Thousands of heart implants have been carried out, but Carpentier says the version he developed was the first to fully replicate the self-regulated contractions of a real heart. Inside the two-pound mechanical organ is an intricate system of sensors and microprocessors that monitors the body’s internal changes and alters the flow of blood as needed. It quickens or slows the blood flow based on the person's activity. "Most other artificial hearts, by contrast, beat at a constant unchanging rate. This means that patients either have to avoid too much activity, or risk becoming breathless and exhausted quickly," writes Gizmag. On the outer surface, the synthetic organ is partially made of cow tissue to reduce the likelihood of complications such as blood clots, which are common when fabricated materials come in contact with the blood. Patients who receive artificial heart transplants usually take anti-coagulation medication to minimize such risks.

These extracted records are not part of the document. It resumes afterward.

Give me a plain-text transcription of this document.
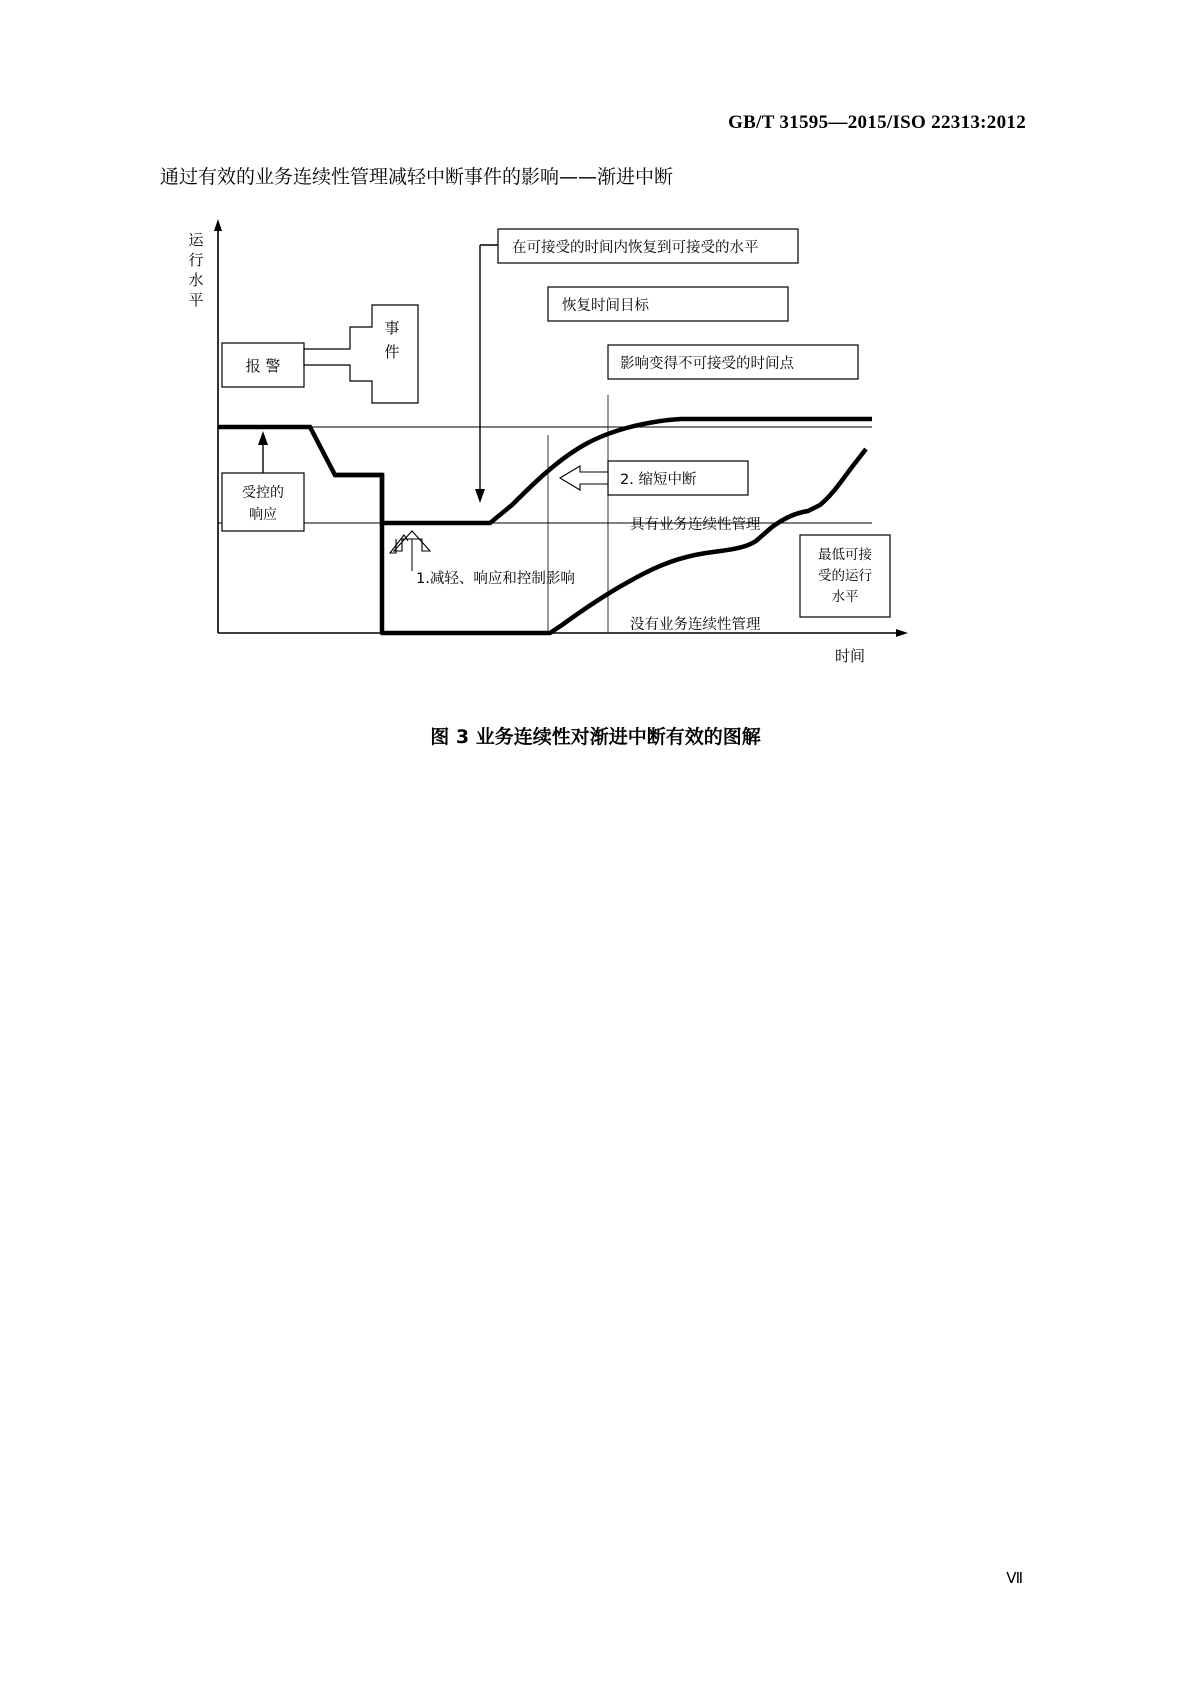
GB/T 31595—2015/ISO 22313:2012
通过有效的业务连续性管理减轻中断事件的影响——渐进中断
运
行
水
平
时间
报 警
事
件
受控的
响应
在可接受的时间内恢复到可接受的水平
恢复时间目标
影响变得不可接受的时间点
2. 缩短中断
1.减轻、响应和控制影响
具有业务连续性管理
没有业务连续性管理
最低可接
受的运行
水平
图 3 业务连续性对渐进中断有效的图解
Ⅶ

The technology, which took 25 years to develop, started taking shape after the surgeon initially tested the feasibility of developing artificial heart valves using chemically-treated animal tissues as an alternative to plastic. Since then, he has obtained approval from authorities in France, Belgium, Poland, Slovenia and Saudi Arabia to conduct human trials that are expected to run until the end of 2014. If all goes well, meaning if the patients survive at least a month with Carmat systems, Carpentier will then have the means to seek regulatory approval to make them available within the European Union sometime in early 2015.

Ultimately, the litmus test hinges on whether the artificial heart's pumps last more than a few years. Barney Clark, the world's first heart implant patient, survived only 112 days following a milestone procedure in 1982 that replaced his failing heart with the man-made Jarvik-7 heart. The SynCardia total artificial heart, which remains the only FDA-approved heart replacement option, has made it so that patients carry on much longer, though they'd have to adjust to the burden of  "carrying around a compressor and having air hoses going in and out of your chest," says heart surgeon Billy Cohn in a CNN report.

 

The Carmat artificial heart is designed to mimic the dual chamber pumping action of a real human heart. Credit: Carmat[/caption]

Carpentier's half-cow, half-robotic technology takes a different approach, as compared to SynCardia's air compression method, in utilizing a hydraulic fluid to facilitate the movement of blood. A comprehensive report in MIT Tech Review explains how this mechanism works:

"In Carmat’s design, two chambers are each divided by a membrane that holds hydraulic fluid on one side. A motorized pump moves hydraulic fluid in and out of the chambers, and that fluid causes the membrane to move; blood flows through the other side of each membrane. The blood-facing side of the membrane is made of tissue obtained from a sac that surrounds a cow’s heart, to make the device more biocompatible. 'The idea was to develop an artificial heart in which the moving parts that are in contact with blood are made of tissue that is [better suited] for the biological environment,' says Piet Jansen, chief medical officer of Carmat."

The device, powered by rechargeable lithium-ion batteries and worn on the outside, is about three times heavier than a human heart, which will limit its compatibility to 86 percent of men and 20 percent of women. However, Carpentier plans to develop smaller versions for women of smaller stature.

The Carmat artificial heart is expected to cost about 140,000 to 180,000 Euros (or $191,000 to $246,000).